In person, he's extremely good at expressing himself. Talking to a group of Northwestern University students earlier this year, he was precise and encouraging in criticizing their first, exuberant efforts at musical theater. "They were me," he says, "12 years ago."

Raised in Ossining, N.Y., he comes from a family where "going to a Broadway show was a regular part of life." He did some acting, "as a very high-pitched Che in a production of `Evita,"' but early on he turned to composing, rather than singing.

He studied music for two years at the Eastman School of Music in Rochester, N.Y., but, he says, "I had wanted to be Billy Joel for as long as I can remember, just sitting at my piano and belting out my songs."

Other influences ranged from Joni Mitchell to Charles Ives, and, "It makes me cringe to say it, but, yes, Stephen Sondheim, who is inescapable if you're talking about musical theater."

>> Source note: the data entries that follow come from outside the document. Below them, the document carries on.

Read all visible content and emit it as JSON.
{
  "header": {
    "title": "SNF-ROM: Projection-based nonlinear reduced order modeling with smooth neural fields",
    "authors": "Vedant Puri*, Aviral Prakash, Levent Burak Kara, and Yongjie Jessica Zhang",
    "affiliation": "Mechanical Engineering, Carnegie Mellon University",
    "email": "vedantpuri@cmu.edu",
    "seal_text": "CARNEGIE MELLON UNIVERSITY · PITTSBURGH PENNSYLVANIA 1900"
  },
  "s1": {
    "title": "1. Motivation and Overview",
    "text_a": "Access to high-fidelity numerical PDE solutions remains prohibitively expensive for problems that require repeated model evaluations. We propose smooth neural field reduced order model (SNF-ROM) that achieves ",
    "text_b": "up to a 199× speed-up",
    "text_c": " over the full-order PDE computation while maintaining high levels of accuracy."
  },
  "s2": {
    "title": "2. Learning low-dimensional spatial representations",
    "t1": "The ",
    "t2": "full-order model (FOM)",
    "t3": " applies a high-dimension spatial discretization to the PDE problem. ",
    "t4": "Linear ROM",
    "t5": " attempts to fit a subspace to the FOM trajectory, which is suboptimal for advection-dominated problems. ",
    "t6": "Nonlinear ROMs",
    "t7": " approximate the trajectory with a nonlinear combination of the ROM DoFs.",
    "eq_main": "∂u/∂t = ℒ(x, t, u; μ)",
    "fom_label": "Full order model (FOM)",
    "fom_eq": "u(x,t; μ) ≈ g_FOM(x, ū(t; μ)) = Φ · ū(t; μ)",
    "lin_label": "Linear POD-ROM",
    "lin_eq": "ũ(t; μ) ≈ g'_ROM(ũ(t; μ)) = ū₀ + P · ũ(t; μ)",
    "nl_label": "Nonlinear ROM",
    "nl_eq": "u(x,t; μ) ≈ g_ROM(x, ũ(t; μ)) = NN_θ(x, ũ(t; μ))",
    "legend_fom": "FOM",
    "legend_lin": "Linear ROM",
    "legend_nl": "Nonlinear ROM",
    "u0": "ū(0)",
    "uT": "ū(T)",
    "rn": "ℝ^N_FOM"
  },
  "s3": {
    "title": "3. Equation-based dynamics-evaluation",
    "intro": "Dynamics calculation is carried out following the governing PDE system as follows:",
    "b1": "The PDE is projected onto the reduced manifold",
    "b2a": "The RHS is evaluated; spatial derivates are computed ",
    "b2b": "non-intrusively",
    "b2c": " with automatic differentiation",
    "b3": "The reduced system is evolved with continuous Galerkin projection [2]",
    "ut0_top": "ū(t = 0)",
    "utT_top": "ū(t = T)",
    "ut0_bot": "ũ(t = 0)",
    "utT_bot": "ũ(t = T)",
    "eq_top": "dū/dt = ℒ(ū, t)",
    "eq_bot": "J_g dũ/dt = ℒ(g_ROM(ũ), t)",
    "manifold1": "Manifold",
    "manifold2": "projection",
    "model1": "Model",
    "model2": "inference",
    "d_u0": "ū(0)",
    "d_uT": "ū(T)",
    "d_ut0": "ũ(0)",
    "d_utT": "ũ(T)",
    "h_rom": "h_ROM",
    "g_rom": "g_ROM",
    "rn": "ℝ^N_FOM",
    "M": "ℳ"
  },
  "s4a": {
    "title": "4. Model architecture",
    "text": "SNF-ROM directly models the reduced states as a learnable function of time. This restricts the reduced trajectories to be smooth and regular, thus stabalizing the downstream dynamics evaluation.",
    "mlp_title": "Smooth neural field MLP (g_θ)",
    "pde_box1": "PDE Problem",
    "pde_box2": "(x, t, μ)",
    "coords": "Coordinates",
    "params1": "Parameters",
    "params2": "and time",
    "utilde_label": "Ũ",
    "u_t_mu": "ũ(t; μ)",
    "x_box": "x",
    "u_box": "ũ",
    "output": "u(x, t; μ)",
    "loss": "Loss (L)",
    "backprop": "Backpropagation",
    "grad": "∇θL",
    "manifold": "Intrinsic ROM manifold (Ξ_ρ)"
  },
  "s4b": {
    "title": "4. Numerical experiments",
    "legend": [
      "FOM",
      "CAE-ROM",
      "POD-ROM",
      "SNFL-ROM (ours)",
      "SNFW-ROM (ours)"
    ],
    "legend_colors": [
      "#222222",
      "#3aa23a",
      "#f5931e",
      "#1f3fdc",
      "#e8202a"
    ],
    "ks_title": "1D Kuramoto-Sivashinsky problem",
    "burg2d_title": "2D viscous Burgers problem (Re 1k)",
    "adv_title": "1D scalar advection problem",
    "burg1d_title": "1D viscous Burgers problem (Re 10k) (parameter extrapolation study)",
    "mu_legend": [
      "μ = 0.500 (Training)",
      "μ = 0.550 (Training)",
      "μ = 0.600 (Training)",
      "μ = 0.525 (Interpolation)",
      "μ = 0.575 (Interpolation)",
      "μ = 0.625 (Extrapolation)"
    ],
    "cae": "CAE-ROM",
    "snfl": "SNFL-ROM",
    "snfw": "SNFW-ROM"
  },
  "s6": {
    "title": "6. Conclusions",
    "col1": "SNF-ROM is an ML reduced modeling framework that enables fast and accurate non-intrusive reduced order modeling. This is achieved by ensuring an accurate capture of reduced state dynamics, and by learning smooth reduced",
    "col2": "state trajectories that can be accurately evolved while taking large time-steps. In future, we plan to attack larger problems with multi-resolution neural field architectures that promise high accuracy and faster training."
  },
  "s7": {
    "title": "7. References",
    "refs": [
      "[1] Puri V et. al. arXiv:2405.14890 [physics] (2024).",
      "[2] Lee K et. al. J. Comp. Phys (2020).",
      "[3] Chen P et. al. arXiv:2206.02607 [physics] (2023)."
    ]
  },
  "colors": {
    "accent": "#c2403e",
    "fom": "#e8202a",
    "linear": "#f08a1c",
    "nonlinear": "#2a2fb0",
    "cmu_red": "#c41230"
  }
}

Working in cabarets and piano bars when he came to New York, he wanted his own songs to get attention, so he put together a batch of them into what turned out to be the "Songs for New World" show. "I had intended it to be a calling card," he says. "It was me, showing off that I could do all these things. It ran for three weeks at the WPA Theatre off-Broadway, but, thanks to producer Billy Rosenfield at RCA, it was recorded, and pretty soon it was selling steadily. Now the show is getting about 40 productions a year. I make some money out of that and other things, like the occasional college and university classes. Whatever happens, I'm not going to be a waiter!"

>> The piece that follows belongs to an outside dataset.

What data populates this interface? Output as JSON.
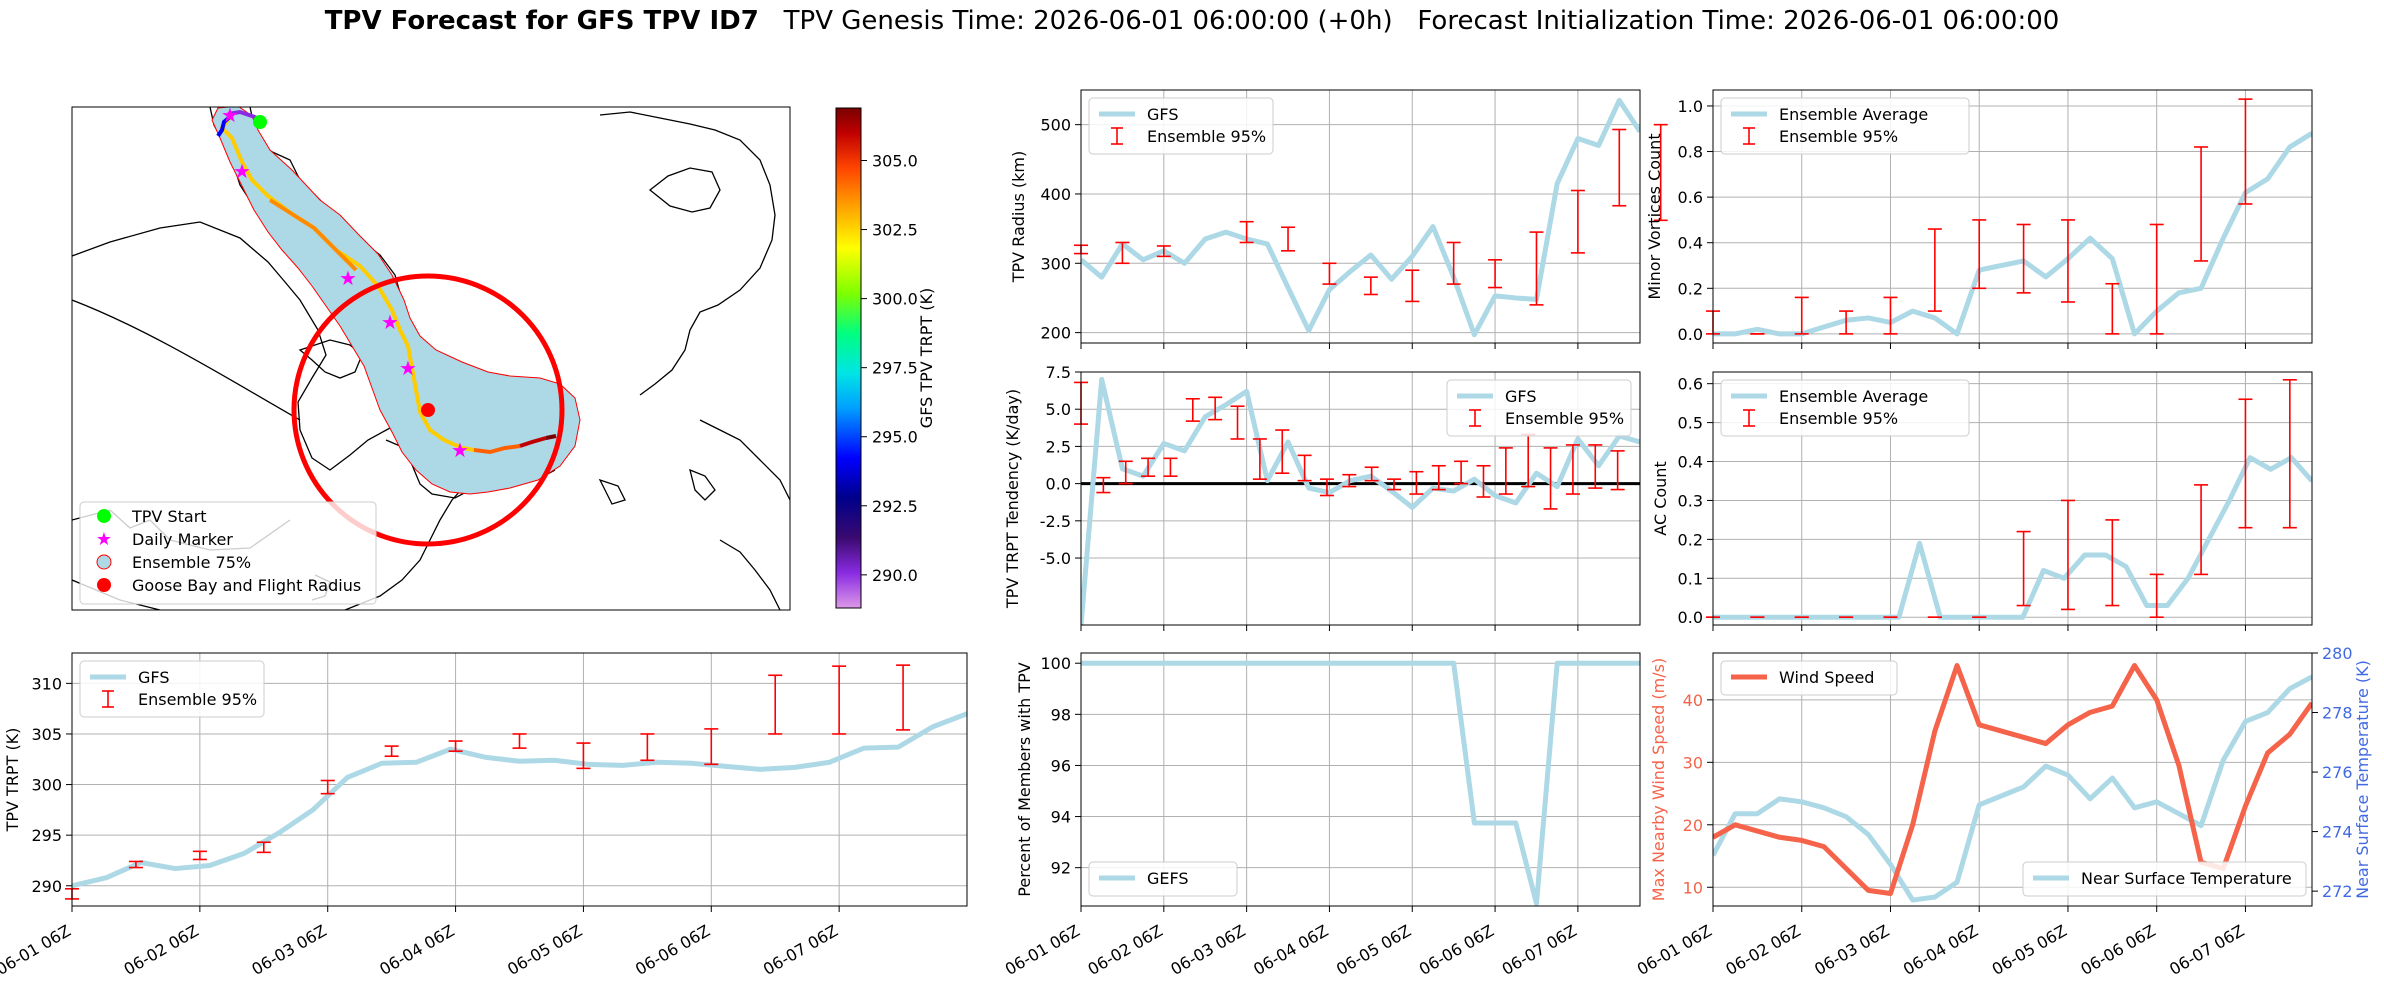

His work method, he says, is to think of a title for a song first. "I have to start with a title, because I need something to build to. I just sit down, bang away on the piano and sing out the title over and over until I start to get a feeling for the song. It sometimes takes a long while before I get it, but I keep chiseling away and then it clicks in.

"I think I write OK music, and pretty good lyrics, but I'm very good at structure. I can make a dramatic moment work, because I structure it well."